Bok choy is a light, flavorful member of the cabbage family. However, because its leaves aren't as tightly packed as round cabbages, it requires special treatment before you cut it up to use it in your favorite recipe. If you've worked with leeks, you already know that soil and sand can work their way down between the leaves. Bok choy doesn't suffer from this problem quite as badly as leeks, but the process is similar. As long as you're observant, you'll be cooking your bok choy in no time.
Examine the bok choy carefully. If it is tightly packed, it probably will have less dirt inside. If it's more loosely packed, it is probably older and dirtier.

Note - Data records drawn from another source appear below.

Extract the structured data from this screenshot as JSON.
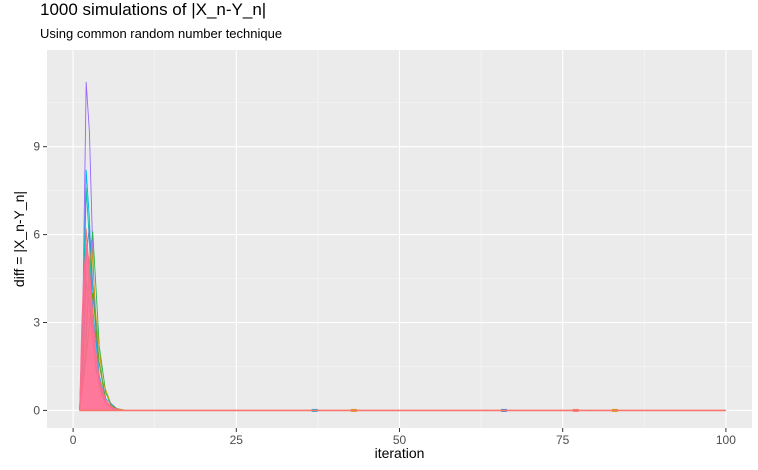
{
  "chart_data": {
    "type": "line",
    "title": "1000 simulations of |X_n-Y_n|",
    "subtitle": "Using common random number technique",
    "xlabel": "iteration",
    "ylabel": "diff = |X_n-Y_n|",
    "xlim": [
      -4,
      104
    ],
    "ylim": [
      -0.6,
      12.3
    ],
    "x_ticks": [
      0,
      25,
      50,
      75,
      100
    ],
    "x_tick_labels": [
      "0",
      "25",
      "50",
      "75",
      "100"
    ],
    "y_ticks": [
      0,
      3,
      6,
      9
    ],
    "y_tick_labels": [
      "0",
      "3",
      "6",
      "9"
    ],
    "grid": true,
    "legend": "none",
    "series": [
      {
        "color": "#9966ff",
        "values": [
          [
            1,
            0
          ],
          [
            1.5,
            3.5
          ],
          [
            2,
            11.2
          ],
          [
            2.5,
            9.5
          ],
          [
            3,
            5.5
          ],
          [
            3.5,
            2.6
          ],
          [
            4,
            1.1
          ],
          [
            5,
            0.3
          ],
          [
            6,
            0.05
          ],
          [
            8,
            0
          ],
          [
            100,
            0
          ]
        ]
      },
      {
        "color": "#00b4e8",
        "values": [
          [
            1,
            0
          ],
          [
            1.5,
            3
          ],
          [
            2,
            8.2
          ],
          [
            2.5,
            6.5
          ],
          [
            3,
            3.5
          ],
          [
            4,
            1.2
          ],
          [
            5,
            0.3
          ],
          [
            7,
            0
          ],
          [
            100,
            0
          ]
        ]
      },
      {
        "color": "#00bfa5",
        "values": [
          [
            1,
            0
          ],
          [
            1.5,
            2.5
          ],
          [
            2,
            7.6
          ],
          [
            2.5,
            5.8
          ],
          [
            3,
            3
          ],
          [
            4,
            0.9
          ],
          [
            5,
            0.2
          ],
          [
            7,
            0
          ],
          [
            100,
            0
          ]
        ]
      },
      {
        "color": "#2ab34a",
        "values": [
          [
            1,
            0
          ],
          [
            2,
            2.2
          ],
          [
            2.5,
            5
          ],
          [
            3,
            6.1
          ],
          [
            3.5,
            4.2
          ],
          [
            4,
            2.2
          ],
          [
            5,
            0.6
          ],
          [
            6,
            0.1
          ],
          [
            8,
            0
          ],
          [
            100,
            0
          ]
        ]
      },
      {
        "color": "#cda000",
        "values": [
          [
            1,
            0
          ],
          [
            2,
            3
          ],
          [
            2.8,
            5.8
          ],
          [
            3.5,
            3.2
          ],
          [
            4.5,
            1
          ],
          [
            6,
            0.1
          ],
          [
            8,
            0
          ],
          [
            100,
            0
          ]
        ]
      },
      {
        "color": "#3d8fd9",
        "values": [
          [
            1,
            0
          ],
          [
            1.5,
            2
          ],
          [
            2,
            5.2
          ],
          [
            2.5,
            6.3
          ],
          [
            3,
            4.3
          ],
          [
            4,
            1.6
          ],
          [
            5,
            0.4
          ],
          [
            7,
            0
          ],
          [
            100,
            0
          ]
        ]
      },
      {
        "color": "#00a0d0",
        "values": [
          [
            1,
            0
          ],
          [
            1.5,
            1.6
          ],
          [
            2,
            4.4
          ],
          [
            2.6,
            3.4
          ],
          [
            3.5,
            1.4
          ],
          [
            5,
            0.2
          ],
          [
            7,
            0
          ],
          [
            100,
            0
          ]
        ]
      },
      {
        "color": "#6aa600",
        "values": [
          [
            1,
            0
          ],
          [
            2,
            1.8
          ],
          [
            3,
            4
          ],
          [
            4,
            1.6
          ],
          [
            5,
            0.3
          ],
          [
            7,
            0
          ],
          [
            100,
            0
          ]
        ]
      },
      {
        "color": "#f8766d",
        "values": [
          [
            1,
            0
          ],
          [
            1.5,
            2.2
          ],
          [
            2,
            6.2
          ],
          [
            2.5,
            4.6
          ],
          [
            3,
            2.4
          ],
          [
            4,
            0.8
          ],
          [
            5,
            0.2
          ],
          [
            7,
            0
          ],
          [
            100,
            0
          ]
        ]
      }
    ],
    "fill_band": {
      "color": "#ff6c91",
      "values": [
        [
          1,
          0
        ],
        [
          1.3,
          2.8
        ],
        [
          1.6,
          4.6
        ],
        [
          2,
          5.7
        ],
        [
          2.4,
          5.2
        ],
        [
          3,
          3.4
        ],
        [
          3.5,
          2
        ],
        [
          4,
          1.1
        ],
        [
          5,
          0.35
        ],
        [
          6,
          0.1
        ],
        [
          7,
          0.03
        ],
        [
          8,
          0
        ],
        [
          100,
          0
        ]
      ]
    },
    "markers": [
      {
        "x": 37,
        "color": "#00b4e8"
      },
      {
        "x": 43,
        "color": "#cda000"
      },
      {
        "x": 66,
        "color": "#3d8fd9"
      },
      {
        "x": 77,
        "color": "#f8766d"
      },
      {
        "x": 83,
        "color": "#cda000"
      }
    ]
  }
}
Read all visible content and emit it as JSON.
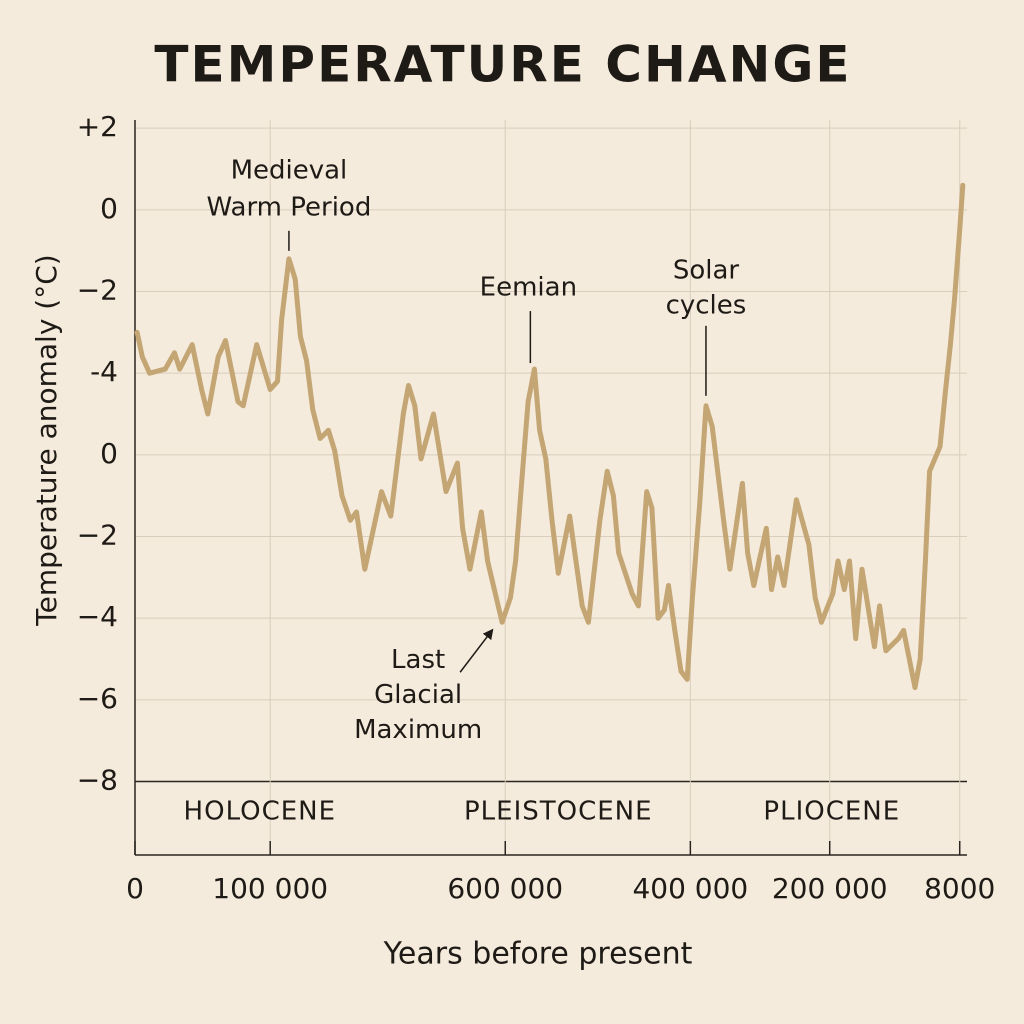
{
  "chart_data": {
    "type": "line",
    "title": "TEMPERATURE CHANGE",
    "y_label": "Temperature anomaly (°C)",
    "x_label": "Years before present",
    "color": "#c4a574",
    "grid": true,
    "xlim": [
      0,
      800000
    ],
    "ylim": [
      -15.8,
      2.2
    ],
    "xticks": [
      0,
      {
        "value": 130000,
        "label": "100 000"
      },
      {
        "value": 356000,
        "label": "600 000"
      },
      {
        "value": 534000,
        "label": "400 000"
      },
      {
        "value": 668000,
        "label": "200 000"
      },
      {
        "value": 793000,
        "label": "8000"
      }
    ],
    "yticks": [
      {
        "value": 2,
        "label": "+2"
      },
      0,
      {
        "value": -2,
        "label": "−2"
      },
      {
        "value": -4,
        "label": "-4"
      },
      {
        "value": -6,
        "label": "0"
      },
      {
        "value": -8,
        "label": "−2"
      },
      {
        "value": -10,
        "label": "−4"
      },
      {
        "value": -12,
        "label": "−6"
      },
      {
        "value": -14,
        "label": "−8"
      }
    ],
    "x": [
      2000,
      7000,
      14000,
      29000,
      38000,
      43000,
      55000,
      64000,
      70000,
      80000,
      87000,
      99000,
      104000,
      117000,
      130000,
      137000,
      141000,
      148000,
      154000,
      159000,
      165000,
      171000,
      178000,
      186000,
      192000,
      199000,
      207000,
      213000,
      221000,
      237000,
      246000,
      258000,
      263000,
      269000,
      275000,
      287000,
      299000,
      310000,
      315000,
      322000,
      333000,
      339000,
      353000,
      361000,
      366000,
      372000,
      378000,
      384000,
      389000,
      395000,
      401000,
      407000,
      418000,
      430000,
      436000,
      447000,
      454000,
      460000,
      465000,
      478000,
      484000,
      492000,
      497000,
      503000,
      509000,
      513000,
      519000,
      525000,
      531000,
      536000,
      543000,
      549000,
      555000,
      566000,
      572000,
      584000,
      589000,
      595000,
      607000,
      612000,
      618000,
      624000,
      636000,
      648000,
      654000,
      660000,
      671000,
      676000,
      682000,
      687000,
      693000,
      699000,
      711000,
      716000,
      722000,
      734000,
      739000,
      750000,
      755000,
      760000,
      764000,
      774000,
      779000,
      784000,
      788000,
      793000,
      796000
    ],
    "values": [
      -3.0,
      -3.6,
      -4.0,
      -3.9,
      -3.5,
      -3.9,
      -3.3,
      -4.4,
      -5.0,
      -3.6,
      -3.2,
      -4.7,
      -4.8,
      -3.3,
      -4.4,
      -4.2,
      -2.7,
      -1.2,
      -1.7,
      -3.1,
      -3.7,
      -4.9,
      -5.6,
      -5.4,
      -5.9,
      -7.0,
      -7.6,
      -7.4,
      -8.8,
      -6.9,
      -7.5,
      -5.0,
      -4.3,
      -4.8,
      -6.1,
      -5.0,
      -6.9,
      -6.2,
      -7.8,
      -8.8,
      -7.4,
      -8.6,
      -10.1,
      -9.5,
      -8.6,
      -6.6,
      -4.7,
      -3.9,
      -5.4,
      -6.1,
      -7.6,
      -8.9,
      -7.5,
      -9.7,
      -10.1,
      -7.6,
      -6.4,
      -7.0,
      -8.4,
      -9.4,
      -9.7,
      -6.9,
      -7.3,
      -10.0,
      -9.8,
      -9.2,
      -10.3,
      -11.3,
      -11.5,
      -9.5,
      -7.2,
      -4.8,
      -5.3,
      -7.6,
      -8.8,
      -6.7,
      -8.4,
      -9.2,
      -7.8,
      -9.3,
      -8.5,
      -9.2,
      -7.1,
      -8.2,
      -9.5,
      -10.1,
      -9.4,
      -8.6,
      -9.3,
      -8.6,
      -10.5,
      -8.8,
      -10.7,
      -9.7,
      -10.8,
      -10.5,
      -10.3,
      -11.7,
      -11.0,
      -8.6,
      -6.4,
      -5.8,
      -4.5,
      -3.3,
      -2.2,
      -0.5,
      0.6
    ],
    "annotations": [
      {
        "text": [
          "Medieval",
          "Warm Period"
        ],
        "x": 148000,
        "y": -1.2
      },
      {
        "text": [
          "Eemian"
        ],
        "x": 384000,
        "y": -3.9
      },
      {
        "text": [
          "Solar",
          "cycles"
        ],
        "x": 549000,
        "y": -4.8
      },
      {
        "text": [
          "Last",
          "Glacial",
          "Maximum"
        ],
        "x": 353000,
        "y": -10.1
      }
    ],
    "eras": [
      {
        "label": "HOLOCENE",
        "x": 120000
      },
      {
        "label": "PLEISTOCENE",
        "x": 407000
      },
      {
        "label": "PLIOCENE",
        "x": 670000
      }
    ]
  }
}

Remove the outer leaves, particularly if they are dirty or disheveled in any way. Discard them in your usual manner.
Cut off the base of the bok choy. The leaves all connect to a base that is attached to the roots of the plant while it is growing. It resembles celery or chicory far more than it resembles round cabbages. It should slice very easily with a sharp chef's knife.
Pull the individual leaves of bok choy apart and rinse them with cold, running water from your faucet. A sprayer-type faucet is very helpful when rinsing vegetables such as this, but it is not necessary if you do not have one.
Examine each leaf as you clean it. Mostly,the leaves inside will be pristine and ready for you to cook after you have cleaned them. However, you may occasionally find a leaf that is past its prime or otherwise looks unfit for your recipe. It is important to weed these out or trim them as necessary before cooking.